NCRC appointment dream come true for nutrition researcher

Published 12:00 am Wednesday, December 2, 2009

By Emily Ford
eford@salisburypost.com
KANNAPOLIS ó People at the N.C. Research Campus first got to know Dr. Mihai Niculescu when he spoke at a press conference in April.
At the time, the assistant professor at the University of North Carolina at Chapel Hill said he had started dreaming about doing science with the cutting-edge microscopes coming to the campus.
Now, his dreams are coming true.
Niculescu has been named to the UNC Nutrition Research Institute’s brain team. In Kannapolis, Niculescu will study epigenetics and nutrition. This research helps explain how diet sets the “switches” that control gene expression.
Specifically, he will investigate the role that a mother’s diet plays in how the brain of her fetus develops.
Work done at the Nutrition Research Institute holds great promise, “in particular for everyone expecting a radical change in the way we understand the role of nutrition in health and disease,” Niculescu said in a statement.

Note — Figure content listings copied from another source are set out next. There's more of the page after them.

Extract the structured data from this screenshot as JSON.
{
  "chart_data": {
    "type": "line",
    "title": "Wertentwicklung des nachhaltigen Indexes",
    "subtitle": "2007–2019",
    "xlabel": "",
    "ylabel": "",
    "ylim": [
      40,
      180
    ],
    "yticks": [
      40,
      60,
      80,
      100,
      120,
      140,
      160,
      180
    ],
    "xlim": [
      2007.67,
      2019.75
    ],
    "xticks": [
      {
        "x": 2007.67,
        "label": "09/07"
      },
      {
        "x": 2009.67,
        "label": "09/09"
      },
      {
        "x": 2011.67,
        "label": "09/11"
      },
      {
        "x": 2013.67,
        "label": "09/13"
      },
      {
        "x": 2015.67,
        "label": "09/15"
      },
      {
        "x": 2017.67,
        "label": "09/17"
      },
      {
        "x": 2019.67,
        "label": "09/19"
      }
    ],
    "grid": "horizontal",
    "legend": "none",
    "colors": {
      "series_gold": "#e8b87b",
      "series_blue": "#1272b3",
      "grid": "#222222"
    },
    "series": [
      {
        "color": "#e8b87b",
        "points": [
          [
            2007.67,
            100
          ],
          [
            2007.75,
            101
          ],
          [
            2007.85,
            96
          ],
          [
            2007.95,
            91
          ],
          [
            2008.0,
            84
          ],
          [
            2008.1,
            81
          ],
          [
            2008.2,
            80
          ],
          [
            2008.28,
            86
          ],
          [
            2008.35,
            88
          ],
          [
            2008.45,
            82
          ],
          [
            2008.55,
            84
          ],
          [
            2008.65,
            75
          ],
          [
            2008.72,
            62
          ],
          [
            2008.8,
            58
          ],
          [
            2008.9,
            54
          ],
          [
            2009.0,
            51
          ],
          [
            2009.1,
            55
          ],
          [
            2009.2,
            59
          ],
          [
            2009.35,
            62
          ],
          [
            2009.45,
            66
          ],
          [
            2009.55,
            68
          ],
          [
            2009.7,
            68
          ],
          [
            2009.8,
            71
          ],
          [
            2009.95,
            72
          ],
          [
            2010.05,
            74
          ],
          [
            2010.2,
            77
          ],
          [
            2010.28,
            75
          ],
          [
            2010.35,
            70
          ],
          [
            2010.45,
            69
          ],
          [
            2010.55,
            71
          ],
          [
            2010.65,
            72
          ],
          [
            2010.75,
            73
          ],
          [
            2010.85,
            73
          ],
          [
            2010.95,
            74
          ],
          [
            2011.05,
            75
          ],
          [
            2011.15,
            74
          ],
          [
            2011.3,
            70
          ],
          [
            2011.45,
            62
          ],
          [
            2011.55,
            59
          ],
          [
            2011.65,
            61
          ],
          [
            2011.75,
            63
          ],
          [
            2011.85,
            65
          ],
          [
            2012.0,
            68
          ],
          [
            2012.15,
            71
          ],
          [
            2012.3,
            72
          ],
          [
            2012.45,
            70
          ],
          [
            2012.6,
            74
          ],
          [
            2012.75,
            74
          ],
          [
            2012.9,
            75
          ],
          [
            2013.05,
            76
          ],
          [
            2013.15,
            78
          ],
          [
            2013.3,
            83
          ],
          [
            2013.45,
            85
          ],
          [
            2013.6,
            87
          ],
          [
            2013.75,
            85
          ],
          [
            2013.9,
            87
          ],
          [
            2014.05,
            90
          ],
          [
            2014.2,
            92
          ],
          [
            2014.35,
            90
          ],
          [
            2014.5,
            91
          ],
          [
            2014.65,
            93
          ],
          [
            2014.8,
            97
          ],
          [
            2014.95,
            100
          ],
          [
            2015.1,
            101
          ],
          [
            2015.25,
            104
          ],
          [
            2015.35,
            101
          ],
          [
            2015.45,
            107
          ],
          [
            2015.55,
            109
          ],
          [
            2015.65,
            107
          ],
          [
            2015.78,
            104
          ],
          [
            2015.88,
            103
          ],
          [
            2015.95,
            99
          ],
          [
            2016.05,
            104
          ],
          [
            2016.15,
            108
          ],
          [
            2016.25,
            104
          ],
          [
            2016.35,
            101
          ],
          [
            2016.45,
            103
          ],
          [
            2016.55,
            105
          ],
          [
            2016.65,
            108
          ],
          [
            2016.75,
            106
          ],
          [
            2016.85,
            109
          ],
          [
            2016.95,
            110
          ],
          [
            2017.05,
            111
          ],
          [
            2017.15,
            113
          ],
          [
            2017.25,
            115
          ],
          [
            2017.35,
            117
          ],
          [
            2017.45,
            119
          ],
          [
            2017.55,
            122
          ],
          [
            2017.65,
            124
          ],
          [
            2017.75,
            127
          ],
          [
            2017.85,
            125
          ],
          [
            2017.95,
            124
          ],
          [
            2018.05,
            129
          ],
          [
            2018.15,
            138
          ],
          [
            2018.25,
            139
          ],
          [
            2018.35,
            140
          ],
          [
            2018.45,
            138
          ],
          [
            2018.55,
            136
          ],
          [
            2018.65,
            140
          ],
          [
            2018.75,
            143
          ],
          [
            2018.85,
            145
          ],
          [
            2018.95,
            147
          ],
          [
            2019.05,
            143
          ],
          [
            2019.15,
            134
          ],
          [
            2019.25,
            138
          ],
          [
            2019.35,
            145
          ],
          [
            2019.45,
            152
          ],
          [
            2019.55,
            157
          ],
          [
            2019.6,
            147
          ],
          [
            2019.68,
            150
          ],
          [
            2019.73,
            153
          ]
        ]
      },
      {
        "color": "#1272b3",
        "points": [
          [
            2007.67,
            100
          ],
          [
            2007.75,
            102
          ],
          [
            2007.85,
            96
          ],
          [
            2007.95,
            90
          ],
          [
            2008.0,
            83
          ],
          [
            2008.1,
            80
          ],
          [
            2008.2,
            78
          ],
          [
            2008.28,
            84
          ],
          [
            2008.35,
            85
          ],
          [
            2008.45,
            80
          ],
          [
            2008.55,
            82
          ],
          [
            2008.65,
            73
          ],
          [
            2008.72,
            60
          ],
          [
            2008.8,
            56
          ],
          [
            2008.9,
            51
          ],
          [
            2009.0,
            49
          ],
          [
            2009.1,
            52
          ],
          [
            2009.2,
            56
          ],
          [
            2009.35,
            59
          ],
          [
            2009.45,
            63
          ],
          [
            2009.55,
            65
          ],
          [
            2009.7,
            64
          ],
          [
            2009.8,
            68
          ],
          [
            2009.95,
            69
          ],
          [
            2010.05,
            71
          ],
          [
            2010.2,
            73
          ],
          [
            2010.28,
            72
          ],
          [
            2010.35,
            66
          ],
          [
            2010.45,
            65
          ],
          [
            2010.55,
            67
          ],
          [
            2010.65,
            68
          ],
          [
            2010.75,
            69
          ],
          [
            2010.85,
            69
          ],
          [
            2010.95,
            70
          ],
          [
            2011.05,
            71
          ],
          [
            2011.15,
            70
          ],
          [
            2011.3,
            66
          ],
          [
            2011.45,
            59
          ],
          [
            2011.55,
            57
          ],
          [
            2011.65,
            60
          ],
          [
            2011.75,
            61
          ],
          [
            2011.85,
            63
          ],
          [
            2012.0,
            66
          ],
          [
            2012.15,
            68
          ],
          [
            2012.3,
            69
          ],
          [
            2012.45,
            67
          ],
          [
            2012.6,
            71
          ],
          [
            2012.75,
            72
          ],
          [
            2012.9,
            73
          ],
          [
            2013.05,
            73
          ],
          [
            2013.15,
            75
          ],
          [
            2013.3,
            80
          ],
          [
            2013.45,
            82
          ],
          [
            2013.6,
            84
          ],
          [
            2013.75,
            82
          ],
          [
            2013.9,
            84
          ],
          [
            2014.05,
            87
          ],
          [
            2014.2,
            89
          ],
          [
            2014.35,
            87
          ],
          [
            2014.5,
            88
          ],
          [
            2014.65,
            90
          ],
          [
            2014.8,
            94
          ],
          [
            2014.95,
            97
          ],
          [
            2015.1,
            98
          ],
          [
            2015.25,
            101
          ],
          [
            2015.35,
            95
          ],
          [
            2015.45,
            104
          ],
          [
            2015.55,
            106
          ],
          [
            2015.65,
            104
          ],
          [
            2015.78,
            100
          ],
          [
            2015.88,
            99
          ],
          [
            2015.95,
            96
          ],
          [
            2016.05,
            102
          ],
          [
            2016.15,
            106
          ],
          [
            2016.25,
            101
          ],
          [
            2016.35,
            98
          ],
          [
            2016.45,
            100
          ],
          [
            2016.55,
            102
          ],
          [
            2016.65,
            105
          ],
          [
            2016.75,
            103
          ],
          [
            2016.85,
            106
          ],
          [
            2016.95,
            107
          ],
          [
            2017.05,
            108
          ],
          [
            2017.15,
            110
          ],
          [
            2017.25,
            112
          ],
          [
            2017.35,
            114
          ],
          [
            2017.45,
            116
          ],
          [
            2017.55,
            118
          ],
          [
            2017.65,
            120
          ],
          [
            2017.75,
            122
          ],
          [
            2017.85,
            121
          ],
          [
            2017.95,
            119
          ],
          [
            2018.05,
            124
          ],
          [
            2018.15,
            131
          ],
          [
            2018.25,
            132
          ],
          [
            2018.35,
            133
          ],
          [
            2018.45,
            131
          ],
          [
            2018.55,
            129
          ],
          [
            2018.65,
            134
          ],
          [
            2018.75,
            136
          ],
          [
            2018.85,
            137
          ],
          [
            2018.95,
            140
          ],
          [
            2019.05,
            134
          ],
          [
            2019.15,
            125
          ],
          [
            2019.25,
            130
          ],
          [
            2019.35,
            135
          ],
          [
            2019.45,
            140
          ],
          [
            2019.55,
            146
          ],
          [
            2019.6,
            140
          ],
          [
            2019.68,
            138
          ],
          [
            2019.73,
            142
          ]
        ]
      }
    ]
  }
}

Niculescu earned his medical degree from Carol Davila University of Medicine in Bucharest, Romania, in 1995. He practiced medicine in Romania and was an assistant professor of physiology at Transylvania University in Brasov, Romania, from 1996 to 2000.
In 2005, he earned his Ph.D. in nutritional biochemistry from UNC-Chapel Hill. His research focuses on how high-fat diets alter gene expression.
The UNC Nutrition Research Institute is part of the UNC School of Public Health, and Niculescu will hold an appointment as assistant professor in UNC’s Department of Nutrition.
UNC researchers in Kannapolis hope to individualize nutrition by determining why people’s metabolisms differ and why they have different needs for nutrients.